Bardo: Falsche Chronik einer Handvoll Wahrheiten (2022). Daniel Giménez Cacho als Silverio. Kr. Limbo Films, S. De RL de CV Mit freundlicher Genehmigung von Netflix

„Bardo“

© Limbo Films, S. De RL de C.

Die Wahrheit ist subtiler: Bei der Produktion von „Bardo“ kehrte Iñaritu zum ersten Mal seit seinem Durchbruch „Amores Perros“ im Jahr 2000 nach Mexiko zurück und filterte seine eigenen Erfahrungen in eine umfassendere Befragung der lateinamerikanischen Identität. Stolz auf sein Erbe in Amerika, aber unwohl damit, wenn er nach Hause zurückkehrt, nutzt Iñarritus Alter Ego auf dem Bildschirm ein Phänomen, das einzigartig für die Erfahrung von Einwanderern ist.

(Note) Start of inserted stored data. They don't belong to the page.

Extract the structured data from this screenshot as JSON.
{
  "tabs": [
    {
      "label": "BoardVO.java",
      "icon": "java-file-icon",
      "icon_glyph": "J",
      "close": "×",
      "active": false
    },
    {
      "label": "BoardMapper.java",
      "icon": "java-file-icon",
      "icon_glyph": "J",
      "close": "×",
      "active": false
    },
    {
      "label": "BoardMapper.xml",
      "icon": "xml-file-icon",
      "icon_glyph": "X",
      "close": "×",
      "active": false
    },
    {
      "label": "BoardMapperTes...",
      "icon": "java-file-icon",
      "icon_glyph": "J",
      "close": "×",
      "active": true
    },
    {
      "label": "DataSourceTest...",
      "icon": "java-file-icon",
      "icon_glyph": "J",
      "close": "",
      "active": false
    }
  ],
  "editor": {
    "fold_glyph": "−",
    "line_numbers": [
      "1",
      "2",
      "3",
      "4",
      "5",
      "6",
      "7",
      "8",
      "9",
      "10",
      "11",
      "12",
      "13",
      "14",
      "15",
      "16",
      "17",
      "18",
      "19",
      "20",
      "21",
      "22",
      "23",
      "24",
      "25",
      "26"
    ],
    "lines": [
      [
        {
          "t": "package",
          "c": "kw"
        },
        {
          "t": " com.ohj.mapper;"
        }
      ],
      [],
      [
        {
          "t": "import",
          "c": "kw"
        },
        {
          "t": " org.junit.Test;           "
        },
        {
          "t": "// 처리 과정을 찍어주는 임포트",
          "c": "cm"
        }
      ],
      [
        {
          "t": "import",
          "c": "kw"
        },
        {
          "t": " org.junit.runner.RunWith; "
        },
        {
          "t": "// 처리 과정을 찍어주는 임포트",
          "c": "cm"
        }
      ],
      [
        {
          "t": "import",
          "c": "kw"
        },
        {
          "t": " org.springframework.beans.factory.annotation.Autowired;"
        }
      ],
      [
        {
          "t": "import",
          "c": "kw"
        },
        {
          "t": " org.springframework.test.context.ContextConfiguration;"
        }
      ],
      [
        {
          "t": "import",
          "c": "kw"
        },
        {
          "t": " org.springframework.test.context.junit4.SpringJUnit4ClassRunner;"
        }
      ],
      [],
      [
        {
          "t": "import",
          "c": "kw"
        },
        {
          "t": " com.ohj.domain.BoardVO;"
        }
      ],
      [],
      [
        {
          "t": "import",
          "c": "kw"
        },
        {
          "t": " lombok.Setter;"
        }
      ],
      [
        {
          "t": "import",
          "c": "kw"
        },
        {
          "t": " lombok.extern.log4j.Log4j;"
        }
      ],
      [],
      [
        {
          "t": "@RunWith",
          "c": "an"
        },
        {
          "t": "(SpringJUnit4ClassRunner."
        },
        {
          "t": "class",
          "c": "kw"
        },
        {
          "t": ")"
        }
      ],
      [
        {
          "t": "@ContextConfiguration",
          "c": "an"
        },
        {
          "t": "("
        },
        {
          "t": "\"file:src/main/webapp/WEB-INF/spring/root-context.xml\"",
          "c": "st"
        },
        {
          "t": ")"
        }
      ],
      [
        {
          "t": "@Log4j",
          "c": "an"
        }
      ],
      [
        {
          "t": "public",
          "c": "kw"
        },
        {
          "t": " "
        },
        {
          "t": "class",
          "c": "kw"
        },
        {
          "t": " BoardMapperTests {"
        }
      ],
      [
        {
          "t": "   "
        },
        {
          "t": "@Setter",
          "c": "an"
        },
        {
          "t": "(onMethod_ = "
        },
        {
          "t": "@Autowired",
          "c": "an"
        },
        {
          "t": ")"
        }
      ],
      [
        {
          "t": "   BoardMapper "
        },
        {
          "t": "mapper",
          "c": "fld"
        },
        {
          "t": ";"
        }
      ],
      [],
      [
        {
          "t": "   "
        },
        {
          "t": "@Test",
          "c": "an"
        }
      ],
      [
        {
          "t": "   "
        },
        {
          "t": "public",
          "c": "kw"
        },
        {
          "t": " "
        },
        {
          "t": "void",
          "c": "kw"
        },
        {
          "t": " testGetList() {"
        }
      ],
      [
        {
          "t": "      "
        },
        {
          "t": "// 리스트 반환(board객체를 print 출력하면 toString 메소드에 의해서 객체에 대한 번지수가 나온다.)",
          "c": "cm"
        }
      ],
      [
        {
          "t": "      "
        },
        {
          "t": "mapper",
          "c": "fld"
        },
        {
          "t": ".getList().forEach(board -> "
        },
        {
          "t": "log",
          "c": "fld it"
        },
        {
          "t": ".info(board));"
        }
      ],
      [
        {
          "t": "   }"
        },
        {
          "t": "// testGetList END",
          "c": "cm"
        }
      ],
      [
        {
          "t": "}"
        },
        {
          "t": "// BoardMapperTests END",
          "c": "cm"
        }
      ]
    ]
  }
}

„Ich denke, diejenigen, die sich vertrieben fühlen, werden es verstehen“, sagte Iñaritu. „Entfernung und Zeit können dazu führen, dass du dich so fühlst. Ihre Wurzeln und Ihre Identität beginnen sich aufzulösen. Es ist ein Gefühl, das man kaum fassen kann, wenn man es nicht selbst erlebt hat.“

Dieses Thema fand bei einigen Zuschauern bei Telluride Anklang, wo der „Bardo“-Vertrieb Netflix am Wochenende eine ausgelassene Party veranstaltete. Nachdem er auf der Tanzfläche gearbeitet und Filmmaterial von seinen wegtanzenden Schauspielern aufgenommen hatte, ließ sich Iñaritu draußen mit „Nomadland“-Regisseurin Chloé Zhao nieder. Das Paar rauchte und schrie sich weit über eine Stunde lang in die Ohren, während neugierige Zuschauer in der Nähe zusahen. Die Musik übertönte ihre Unterhaltung, aber Iñaritu sagte, dass Zhao – die später eine Fragerunde für den Film moderieren würde – ihn mit der Intensität ihrer Reaktion überraschte.

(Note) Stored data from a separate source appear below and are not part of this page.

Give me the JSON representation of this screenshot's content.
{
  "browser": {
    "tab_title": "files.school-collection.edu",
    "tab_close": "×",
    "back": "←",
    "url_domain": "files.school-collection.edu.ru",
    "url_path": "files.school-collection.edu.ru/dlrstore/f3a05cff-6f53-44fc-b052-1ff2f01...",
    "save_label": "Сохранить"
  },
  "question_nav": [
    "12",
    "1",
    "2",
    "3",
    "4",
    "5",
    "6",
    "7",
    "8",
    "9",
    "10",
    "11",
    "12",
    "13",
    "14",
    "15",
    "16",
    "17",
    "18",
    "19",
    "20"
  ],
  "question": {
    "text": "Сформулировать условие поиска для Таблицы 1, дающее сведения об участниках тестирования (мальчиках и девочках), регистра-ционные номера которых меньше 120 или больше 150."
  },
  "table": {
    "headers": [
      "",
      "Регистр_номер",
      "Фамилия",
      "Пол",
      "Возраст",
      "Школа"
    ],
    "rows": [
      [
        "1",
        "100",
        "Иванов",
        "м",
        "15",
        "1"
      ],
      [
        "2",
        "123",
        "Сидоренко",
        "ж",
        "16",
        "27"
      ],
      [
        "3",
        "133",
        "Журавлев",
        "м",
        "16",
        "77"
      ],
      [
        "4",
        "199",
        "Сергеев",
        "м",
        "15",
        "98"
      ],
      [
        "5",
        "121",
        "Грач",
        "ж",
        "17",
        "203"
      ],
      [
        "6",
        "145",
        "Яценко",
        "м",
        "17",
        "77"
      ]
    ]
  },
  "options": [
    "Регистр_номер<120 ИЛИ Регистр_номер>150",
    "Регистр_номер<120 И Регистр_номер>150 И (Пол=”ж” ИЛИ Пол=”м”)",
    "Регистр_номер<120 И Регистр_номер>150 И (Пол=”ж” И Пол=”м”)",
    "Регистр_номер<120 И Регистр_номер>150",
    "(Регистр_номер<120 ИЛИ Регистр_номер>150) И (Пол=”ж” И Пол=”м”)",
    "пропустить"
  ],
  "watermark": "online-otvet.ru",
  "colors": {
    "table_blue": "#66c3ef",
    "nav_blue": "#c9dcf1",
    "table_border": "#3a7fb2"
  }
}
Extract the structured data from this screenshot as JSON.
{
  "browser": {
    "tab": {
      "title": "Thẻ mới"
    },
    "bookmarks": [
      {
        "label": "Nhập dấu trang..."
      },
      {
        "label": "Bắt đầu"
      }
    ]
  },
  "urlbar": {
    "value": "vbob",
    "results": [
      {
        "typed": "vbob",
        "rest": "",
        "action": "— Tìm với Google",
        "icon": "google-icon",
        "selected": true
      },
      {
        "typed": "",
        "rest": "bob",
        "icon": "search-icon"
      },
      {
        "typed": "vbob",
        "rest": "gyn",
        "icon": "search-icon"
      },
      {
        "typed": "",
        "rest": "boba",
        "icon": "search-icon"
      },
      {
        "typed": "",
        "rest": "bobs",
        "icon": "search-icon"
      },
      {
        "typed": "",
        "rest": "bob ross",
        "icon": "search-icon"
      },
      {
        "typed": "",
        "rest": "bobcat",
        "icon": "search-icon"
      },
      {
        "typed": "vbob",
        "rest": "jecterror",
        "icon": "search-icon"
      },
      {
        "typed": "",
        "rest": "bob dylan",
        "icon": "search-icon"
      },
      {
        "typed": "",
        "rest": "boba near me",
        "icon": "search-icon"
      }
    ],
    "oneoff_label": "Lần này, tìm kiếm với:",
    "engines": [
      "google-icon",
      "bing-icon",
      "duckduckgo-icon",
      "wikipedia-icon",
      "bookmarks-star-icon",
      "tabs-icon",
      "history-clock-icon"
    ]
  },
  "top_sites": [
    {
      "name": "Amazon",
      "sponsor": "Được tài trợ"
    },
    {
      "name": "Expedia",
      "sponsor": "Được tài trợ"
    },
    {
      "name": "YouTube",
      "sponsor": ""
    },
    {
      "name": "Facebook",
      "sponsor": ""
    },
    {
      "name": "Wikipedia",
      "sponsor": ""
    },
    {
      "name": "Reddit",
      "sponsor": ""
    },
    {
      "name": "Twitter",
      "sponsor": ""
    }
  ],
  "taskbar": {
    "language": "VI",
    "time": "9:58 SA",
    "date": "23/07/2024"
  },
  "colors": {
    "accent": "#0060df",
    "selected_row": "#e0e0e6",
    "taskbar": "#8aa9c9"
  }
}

„Sie war sehr bewegt davon“, sagte er. „Sie hat einen Tag lang aufgehört zu arbeiten, erzählte sie mir, weil sie davon so betroffen war. Es ist ein Gefühl, das wir teilen. Sie müssen kein Mexikaner sein. Aber wenn Sie Ihr Land nie verlassen haben und nur eine Sprache sprechen, wenn Ihre Kultur Sie Ihr ganzes Leben lang mit allem versorgt hat, was Sie brauchen, verstehen Sie nicht, wovon ich spreche.“

Iñaritu hat sich mit diesem Dilemma auseinandergesetzt, seit er Mexiko zum ersten Mal verließ und „21 Grams“ in den USA produzierte. Als er in den Medienrummel „Three Amigos“ geworfen wurde, zu dem auch seine mexikanischen Landsleute Alfonso Cuarón und Guillermo del Toro gehörten, fand sich Iñaritu in einer existentiellen Situation wieder bardo von seinem eigenen. „Ich bin ein sehr privilegierter Mexikaner, ein erstklassiger Einwanderer“, sagte er, „aber es war sehr schwer, sich an die Arbeit in den Vereinigten Staaten zu gewöhnen – die Mentalität, die Techniker, die Sprache. In gewisser Weise haben wir uns den Arsch aufgerissen, um dort zu sein, wo wir sind. Es war nicht einfach, das Gefühl, hier nicht dazuzugehören.“

Iñaritu trat in eine erlesene Gesellschaft ein, als er hintereinander Regie-Oscars für „Birdman“ und „The Revenant“ gewann, eine Erfahrung, die es ihm, wie er sagte, schwerer machte, sein nächstes kreatives Kapitel zu sortieren. „Ich fühlte mich absolut verletzlicher“, sagte er. „Diese Beziehung zum Erfolg ist immer kompliziert. Es vergiftet dich und bringt dich viel mehr in Verlegenheit, sodass du ein leichteres Ziel wirst.“ Er fühlte eine mulmige Trennung zwischen seinem mexikanischen Erbe und dem wachsenden Ansehen in Hollywood. „Ich bin vielleicht zu amerikanisch für die Mexikaner und zu mexikanisch für die Amerikaner“, sagte er. “Es gibt einen Moment, in dem ich das einfach fühle.”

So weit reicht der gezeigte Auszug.